Koulikoro/Berlin – Annegret Kramp-Karrenbauer schreibt und schreibt. Den Notizblock hat die Verteidigungsministerin immer dabei, wenn Kommandeure zu Lageberichten ansetzen. Oberst Christian Schmidt trägt am Montag in Koulikoro zur „Lage gegnerischer Kräfte“ in Mali vor. Die Bundeswehr ist in dem westafrikanischen Krisenstaat, der von terroristischen Angriffen und organisierter Kriminalität erschüttert wird, an zwei Militäreinsätzen beteiligt – unter dem Dach der Vereinten Nationen und der Europäischen Union.
Es ist der zweite Tag einer Reise, bei der der CDU-Chefin die Berliner Politik und womöglich auch eigene Parteifreunde stets im Nacken sitzen. In der Truppe hat sie sich seit dem Amtsantritt einen Ruf als gute Zuhörerin erworben. Doch die öffentliche Zustimmung scheint im Keller.
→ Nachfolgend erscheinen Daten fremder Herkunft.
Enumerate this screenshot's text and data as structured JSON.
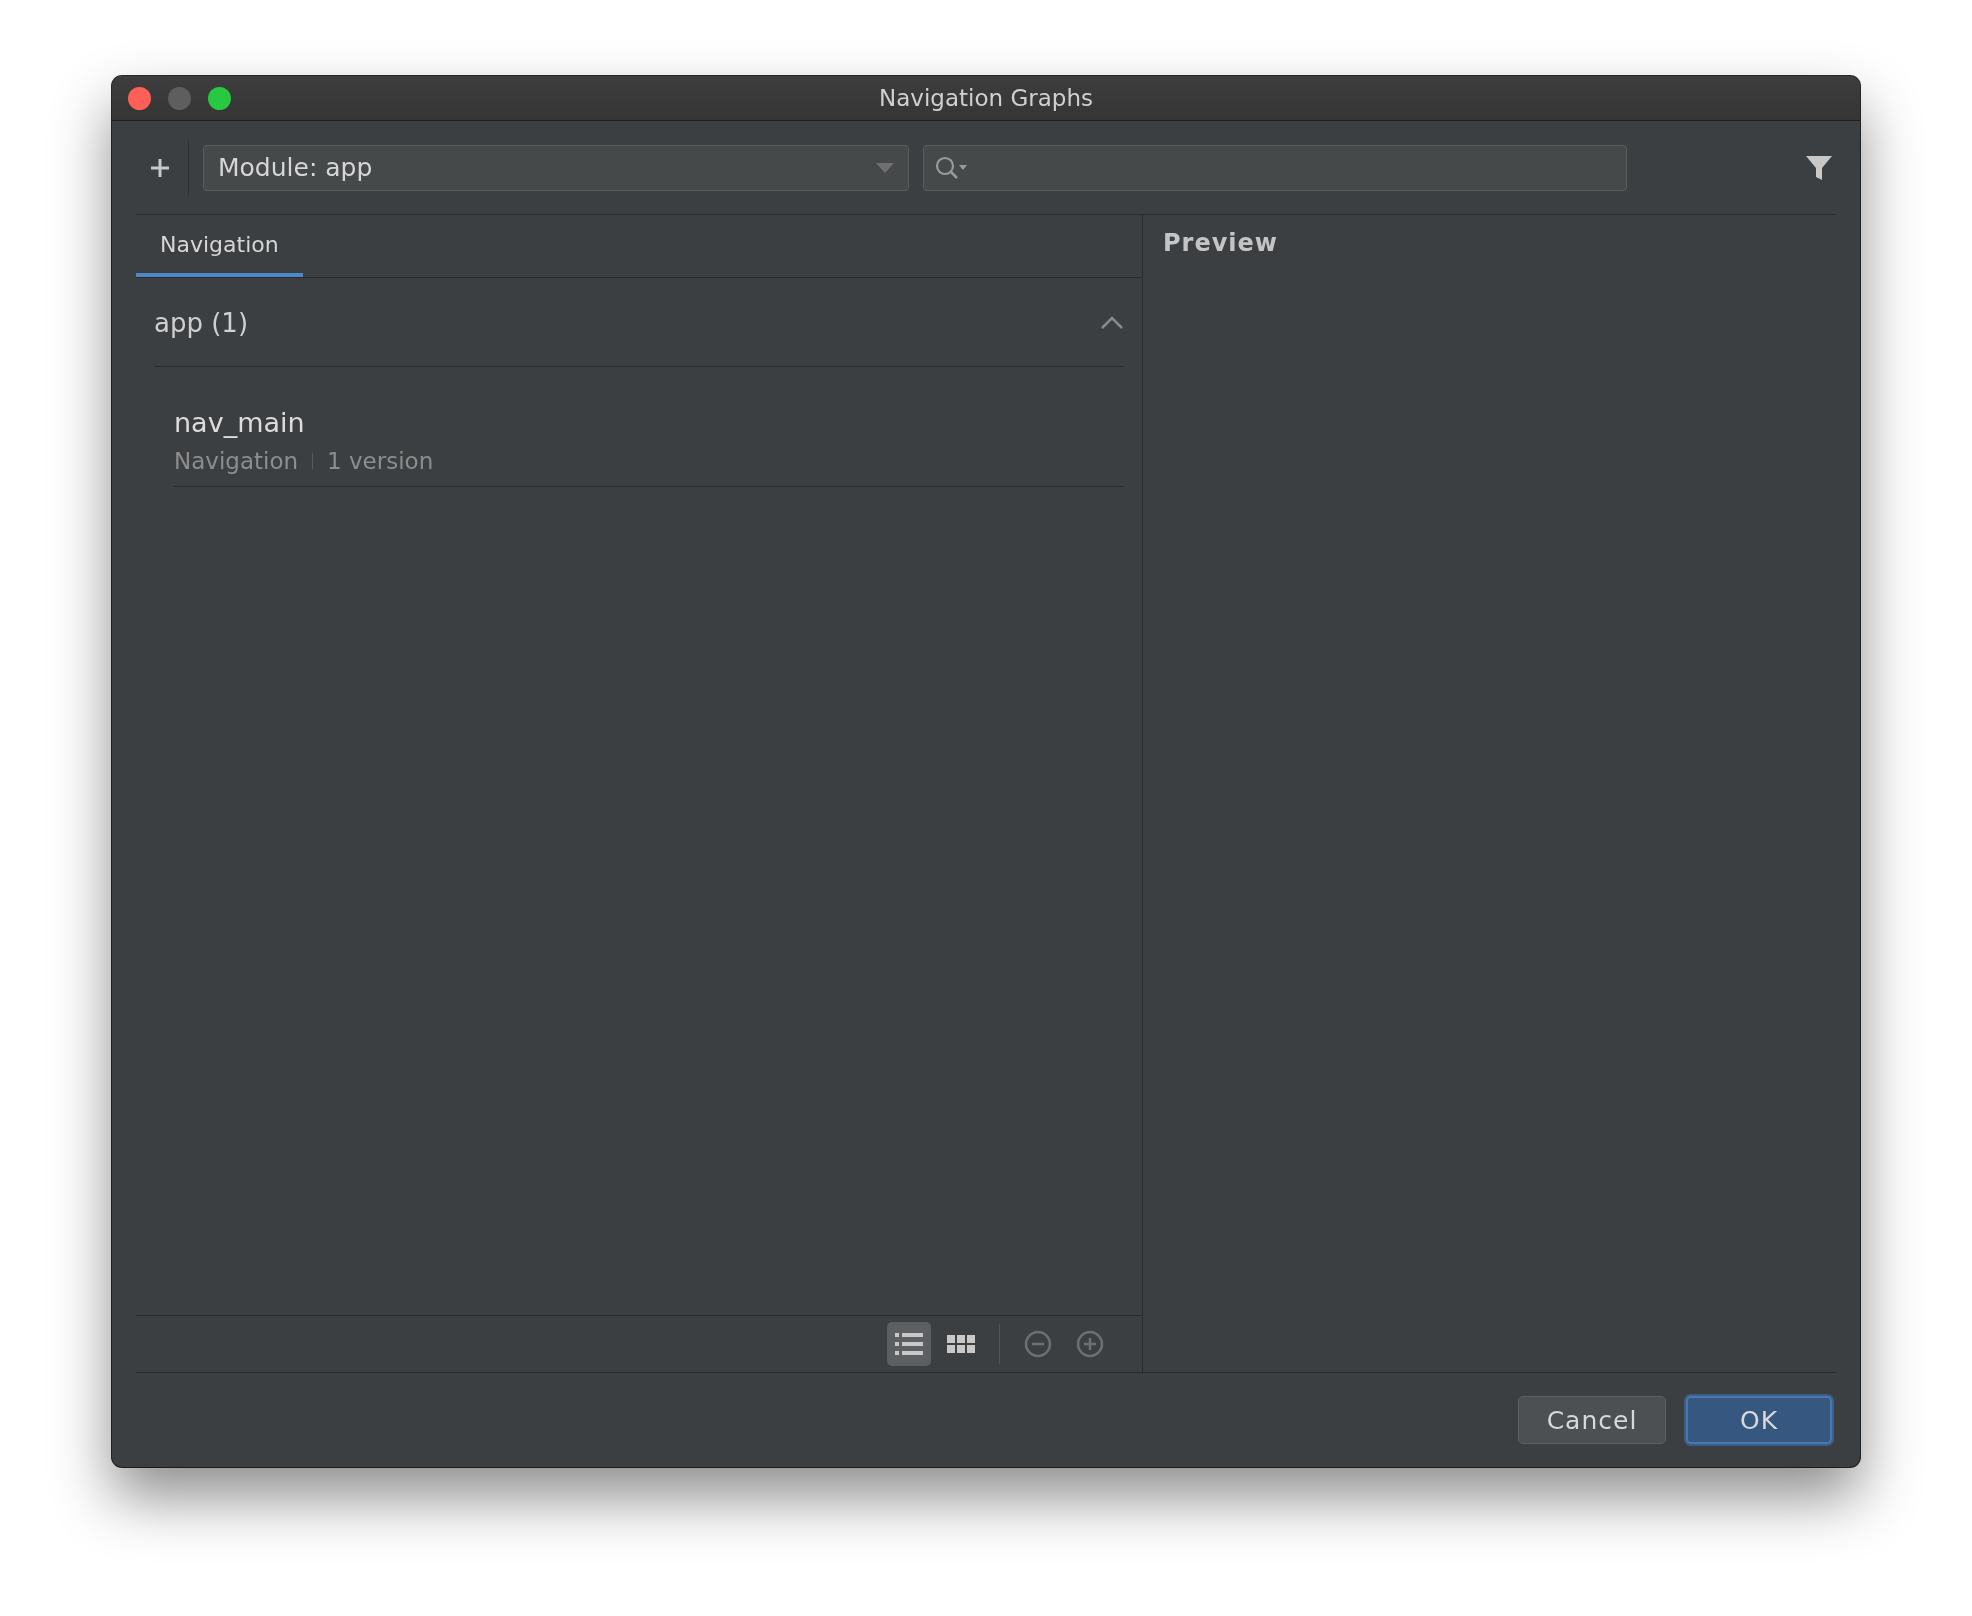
{
  "window": {
    "title": "Navigation Graphs"
  },
  "toolbar": {
    "module_select": {
      "value": "Module: app"
    }
  },
  "tabs": [
    {
      "label": "Navigation",
      "selected": true
    }
  ],
  "preview": {
    "title": "Preview"
  },
  "groups": [
    {
      "label": "app (1)",
      "expanded": true,
      "items": [
        {
          "name": "nav_main",
          "type": "Navigation",
          "versions": "1 version"
        }
      ]
    }
  ],
  "view_modes": [
    {
      "kind": "list",
      "selected": true
    },
    {
      "kind": "grid",
      "selected": false
    }
  ],
  "zoom_controls": [
    {
      "kind": "zoom-out",
      "disabled": true
    },
    {
      "kind": "zoom-in",
      "disabled": true
    }
  ],
  "buttons": [
    {
      "label": "Cancel",
      "primary": false
    },
    {
      "label": "OK",
      "primary": true
    }
  ]
}
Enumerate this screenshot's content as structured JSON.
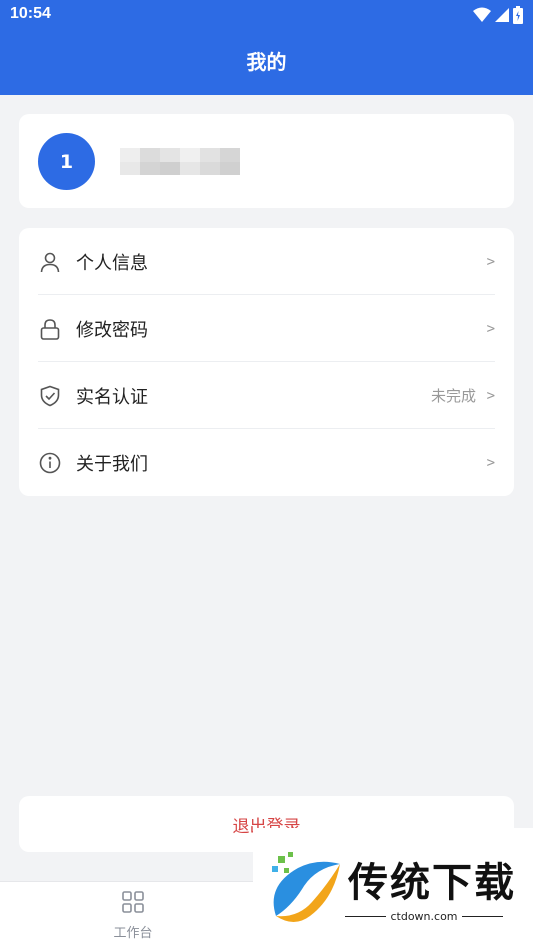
{
  "status": {
    "time": "10:54"
  },
  "header": {
    "title": "我的"
  },
  "profile": {
    "avatar_text": "1"
  },
  "menu": {
    "items": [
      {
        "label": "个人信息",
        "value": "",
        "arrow": ">"
      },
      {
        "label": "修改密码",
        "value": "",
        "arrow": ">"
      },
      {
        "label": "实名认证",
        "value": "未完成",
        "arrow": ">"
      },
      {
        "label": "关于我们",
        "value": "",
        "arrow": ">"
      }
    ]
  },
  "logout": {
    "label": "退出登录"
  },
  "tabbar": {
    "tabs": [
      {
        "label": "工作台",
        "icon": "grid-icon"
      }
    ]
  },
  "watermark": {
    "brand": "传统下载",
    "url": "ctdown.com"
  },
  "colors": {
    "primary": "#2d6be4",
    "danger": "#d64545",
    "background": "#f2f3f5"
  }
}
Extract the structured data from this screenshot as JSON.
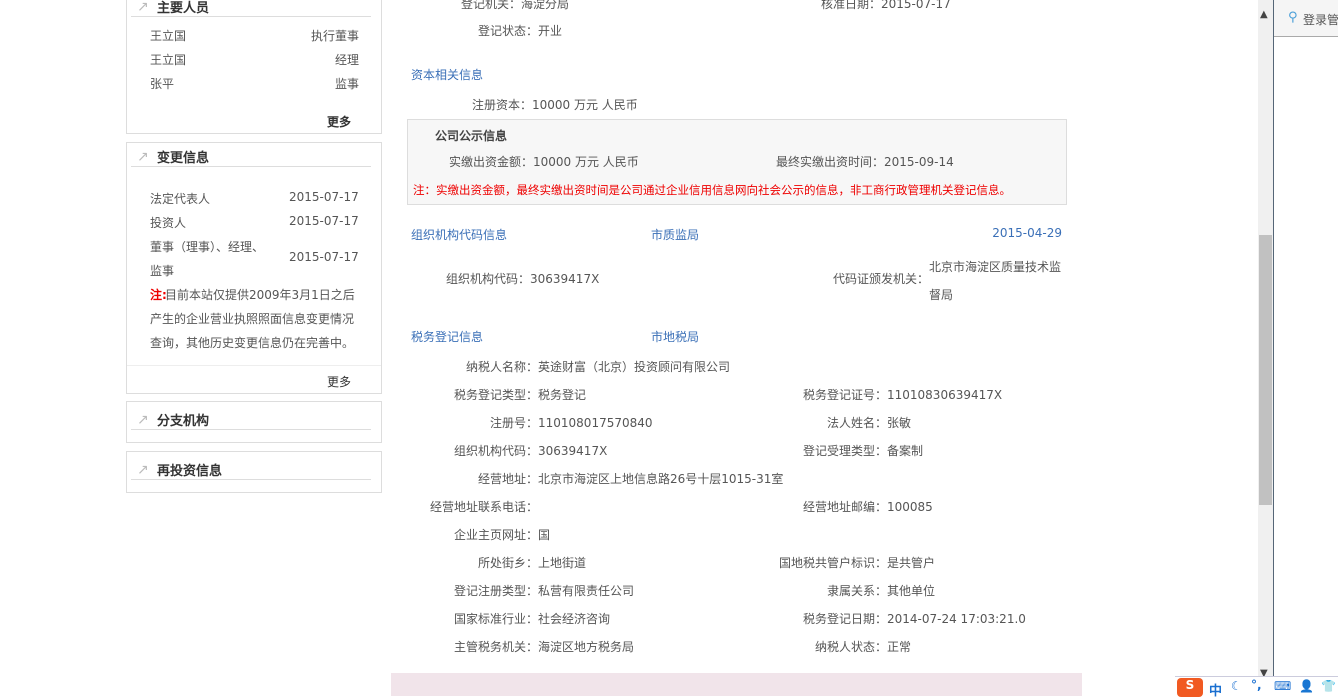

In zwei neuen Umfragen erhielt AKK zuletzt wenig Unterstützung für eine mögliche Kanzlerkandidatur.
Die „Bild“ berichtete am Montag zudem, das Verteidigungsministerium habe einen Auftritt ihres Unionskollegen und innerparteilichen Konkurrenten Jens Spahn vor der Truppe in Mali verhindert. Der Gesundheitsminister habe ihr mit einem Auftritt vor den Soldaten nicht zuvorkommen sollen. Das Verteidigungsministerium weist das zurück und erklärt, es habe keine offizielle Anfrage gegeben.
Fraglos aber war Spahn gerade im Kongo und drei anderen afrikanischen Ländern, um sich ein Bild vom Kampf gegen die Ebola-Epidemie zu machen. Sein Name wird – ebenso wie der von NRW-Ministerpräsident Armin Laschet – häufig genannt, wenn in Unionskreisen intern über die schwachen Umfragewerte der CDU-Vorsitzenden und mögliche Alternativen für die Kanzlerkandidatur gesprochen wird. Dass in der K-Frage auf dem Bundesparteitag, der am 22. November in Leipzig beginnt, schon die Weichen neu gestellt werden, ist allerdings unwahrscheinlich.
Kramp-Karrenbauer gibt sich in Mali ohnehin von all dem unbeeindruckt, setzt auf ihre Themen und den Kontakt zu den Soldaten. In Niger traf sie einen Kampfschwimmer, der dort bei der „Operation Gazelle“ Spezialeinheiten gegen Terroristen und kriminelle Banden ausbildet. Er demonstrierte ein sogenanntes Tourniquet, mit dem sich Gliedmaßen abbinden lassen, um das Verbluten zu verhindern. „Frau Ministerin“ wird zur Anprobe gebeten und hält dem Kampfschwimmer ihren Arm zu Demonstrationszwecken hin.